Nem me parece muito normal a obediência imediata. Em geral se deixa um compasso de espera, como satisfação ao amor-próprio… Essa obediência, só a encontramos numa visão plenamente sobrenatural ou no fanatismo… Costumo dizer aos pais que não exijam dos filhos a obediência da lâmpada elétrica, que se apaga ao viramos o interruptor, mas se contentem com a do ventilador, que ainda dá umas voltinhas antes de parar…
Exceto em casos privilegiados, tem a demasiada obediência não pequenos perigos. Anula-se a vontade da criança, e depois? Essa obediência excessiva pode ser de má procedência e péssimos efeitos.
a) Pode ser preguiça mental: para não ter o trabalho de pensar, entrega-se, fazendo o que lhe mandam, sem repetir, sem medir conseqüências, pronta e automaticamente, como animal amestrado ou como máquina.
b) Por sentimento de inferioridade, não em face dos pais, mestres e outros adultos em que tenha razões de confiar, mas em face de qualquer outro, pode ainda a criança entregar-se à obediência absoluta.
c) Há também o perigo de aviltamento de caráter, se se obedece sem respeito à própria personalidade, contra suas convicções, contra os ditames da lei e até da moral, e, mais tarde, com medo ao chefe poderoso, à perda da colocação, do prestígio social e político.
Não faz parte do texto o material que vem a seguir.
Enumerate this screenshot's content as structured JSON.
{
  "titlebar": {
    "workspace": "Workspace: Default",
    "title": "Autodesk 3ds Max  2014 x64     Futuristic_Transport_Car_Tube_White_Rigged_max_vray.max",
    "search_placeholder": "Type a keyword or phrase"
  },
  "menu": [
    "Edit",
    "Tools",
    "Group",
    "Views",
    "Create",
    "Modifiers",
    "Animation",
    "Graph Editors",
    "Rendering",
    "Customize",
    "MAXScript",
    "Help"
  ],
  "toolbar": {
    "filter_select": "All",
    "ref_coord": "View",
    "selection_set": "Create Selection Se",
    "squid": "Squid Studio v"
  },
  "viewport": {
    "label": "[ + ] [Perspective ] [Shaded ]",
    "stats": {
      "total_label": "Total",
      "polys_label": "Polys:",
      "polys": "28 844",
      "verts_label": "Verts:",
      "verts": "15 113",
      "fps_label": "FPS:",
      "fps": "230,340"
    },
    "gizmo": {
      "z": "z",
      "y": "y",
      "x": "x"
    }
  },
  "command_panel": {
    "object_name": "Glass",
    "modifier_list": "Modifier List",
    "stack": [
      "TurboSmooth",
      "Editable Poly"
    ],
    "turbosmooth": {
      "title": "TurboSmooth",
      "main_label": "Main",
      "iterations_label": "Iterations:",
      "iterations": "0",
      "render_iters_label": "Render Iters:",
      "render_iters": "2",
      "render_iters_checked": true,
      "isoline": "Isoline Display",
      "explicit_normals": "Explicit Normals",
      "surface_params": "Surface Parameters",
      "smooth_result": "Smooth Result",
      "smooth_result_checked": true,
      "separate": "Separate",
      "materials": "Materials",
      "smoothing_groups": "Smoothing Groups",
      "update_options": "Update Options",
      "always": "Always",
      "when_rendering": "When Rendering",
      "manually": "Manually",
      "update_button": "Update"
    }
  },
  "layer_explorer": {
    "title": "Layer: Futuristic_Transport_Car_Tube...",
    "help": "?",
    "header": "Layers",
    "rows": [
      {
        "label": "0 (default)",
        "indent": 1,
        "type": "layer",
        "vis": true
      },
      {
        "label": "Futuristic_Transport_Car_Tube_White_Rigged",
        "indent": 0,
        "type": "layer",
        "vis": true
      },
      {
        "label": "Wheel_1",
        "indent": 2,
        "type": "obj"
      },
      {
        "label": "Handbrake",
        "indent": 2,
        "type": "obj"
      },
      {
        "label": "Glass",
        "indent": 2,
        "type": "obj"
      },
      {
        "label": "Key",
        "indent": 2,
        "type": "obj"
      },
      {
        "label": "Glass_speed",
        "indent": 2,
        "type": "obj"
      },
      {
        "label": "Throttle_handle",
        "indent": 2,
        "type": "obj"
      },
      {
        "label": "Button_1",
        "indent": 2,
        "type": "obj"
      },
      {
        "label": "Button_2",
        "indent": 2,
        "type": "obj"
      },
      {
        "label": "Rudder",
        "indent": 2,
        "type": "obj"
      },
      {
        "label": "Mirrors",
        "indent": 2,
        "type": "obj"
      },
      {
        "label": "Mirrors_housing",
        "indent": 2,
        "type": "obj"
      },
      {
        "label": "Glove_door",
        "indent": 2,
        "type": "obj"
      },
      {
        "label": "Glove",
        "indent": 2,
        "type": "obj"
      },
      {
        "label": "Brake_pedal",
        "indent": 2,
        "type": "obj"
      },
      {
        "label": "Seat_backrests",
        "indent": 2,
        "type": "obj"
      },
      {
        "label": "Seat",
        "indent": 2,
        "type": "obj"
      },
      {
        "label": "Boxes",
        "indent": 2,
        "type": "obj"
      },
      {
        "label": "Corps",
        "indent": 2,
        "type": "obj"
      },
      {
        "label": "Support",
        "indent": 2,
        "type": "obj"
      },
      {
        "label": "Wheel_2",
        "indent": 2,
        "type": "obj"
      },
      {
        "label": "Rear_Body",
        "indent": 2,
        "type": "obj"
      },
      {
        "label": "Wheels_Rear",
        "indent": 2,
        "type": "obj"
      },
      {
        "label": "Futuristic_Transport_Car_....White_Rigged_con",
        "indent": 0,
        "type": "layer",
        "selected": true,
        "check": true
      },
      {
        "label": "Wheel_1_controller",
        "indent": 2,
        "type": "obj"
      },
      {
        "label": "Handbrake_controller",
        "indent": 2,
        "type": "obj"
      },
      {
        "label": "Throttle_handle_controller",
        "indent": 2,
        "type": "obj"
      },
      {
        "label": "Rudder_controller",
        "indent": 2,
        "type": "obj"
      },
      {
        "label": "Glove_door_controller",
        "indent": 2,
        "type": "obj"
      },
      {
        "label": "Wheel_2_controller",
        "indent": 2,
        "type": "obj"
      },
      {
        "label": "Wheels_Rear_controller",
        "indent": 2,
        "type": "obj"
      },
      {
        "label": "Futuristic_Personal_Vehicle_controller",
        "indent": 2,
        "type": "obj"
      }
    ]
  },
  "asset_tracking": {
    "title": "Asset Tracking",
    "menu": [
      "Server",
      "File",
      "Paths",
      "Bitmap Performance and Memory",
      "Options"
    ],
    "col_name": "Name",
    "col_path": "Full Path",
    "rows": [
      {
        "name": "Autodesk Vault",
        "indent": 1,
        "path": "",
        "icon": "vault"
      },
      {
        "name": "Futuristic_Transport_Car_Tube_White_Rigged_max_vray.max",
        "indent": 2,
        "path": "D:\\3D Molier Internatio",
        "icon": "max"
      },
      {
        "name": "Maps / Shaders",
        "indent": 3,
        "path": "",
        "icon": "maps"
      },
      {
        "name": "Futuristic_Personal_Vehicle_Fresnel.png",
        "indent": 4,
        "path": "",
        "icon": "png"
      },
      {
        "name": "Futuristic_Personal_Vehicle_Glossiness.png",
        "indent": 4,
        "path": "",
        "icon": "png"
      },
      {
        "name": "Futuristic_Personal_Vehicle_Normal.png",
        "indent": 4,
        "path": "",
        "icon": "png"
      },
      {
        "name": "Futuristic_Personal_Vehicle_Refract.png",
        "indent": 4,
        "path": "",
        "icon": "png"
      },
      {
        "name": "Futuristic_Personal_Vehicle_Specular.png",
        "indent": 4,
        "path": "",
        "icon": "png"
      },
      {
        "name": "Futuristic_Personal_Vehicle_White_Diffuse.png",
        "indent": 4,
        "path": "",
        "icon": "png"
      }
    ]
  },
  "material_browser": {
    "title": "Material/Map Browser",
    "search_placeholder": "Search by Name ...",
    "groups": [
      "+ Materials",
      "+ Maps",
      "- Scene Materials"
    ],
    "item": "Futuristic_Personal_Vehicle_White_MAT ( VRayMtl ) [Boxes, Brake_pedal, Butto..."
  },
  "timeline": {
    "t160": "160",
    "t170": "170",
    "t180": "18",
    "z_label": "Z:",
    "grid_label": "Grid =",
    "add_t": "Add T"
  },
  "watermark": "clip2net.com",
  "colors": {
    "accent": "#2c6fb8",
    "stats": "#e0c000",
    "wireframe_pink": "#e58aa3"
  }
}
Apontados assim, são claros por demais os perigos de uma obediência indiscriminada, todos de evidente gravidade… Ela mataria os germes da dignidade, da altanaria e da honra. Não é disciplina, mas servilismo e emasculação moral, que formará não homens, mas poltrões que se deixarão tanger pelos tiranos, subornar pelos corruptos, comprimir pelos prepotentes, sem ânimo para protestos, sem vigor para resistência, sem coragem para a revolta, sem fibra para salvar sequer a honra.
É dessa “educação para a morte” que saem as massas das eleições unânimes dos países tiranizados, os rebanhos submissos que os totalitários tangem a vara, os funcionários acovardados que cometem as ilegalidades ordenadas pelos chefes, os que cumprem sem pestenejar as ordens criminosas matando companheiros ou estrangulando jovens indefesas…
Nem os censurem: aprenderam apenas a obedecer, e obedecem! É o que fazem os que infamam a serviço de terceiros, os que executam os crimes forjados pelos chefes de “gang“, os menores que servem aos interesses de contraventores profissionais, as míseras moçoilas que funcionam como chamarisco para roubos e latrocínios, os “homens de confiança” que transbordam bens e valores públicos para as propriedades e contas de suas próceres, e muitos outros que em semelhantes empresas figuram com deplorável freqüência nas seções policias das gazetas.
Não é esta, evidentemente, a obediência que preconizamos.
Precisamos de homens – e estes só a obediência consciente é capaz de formar.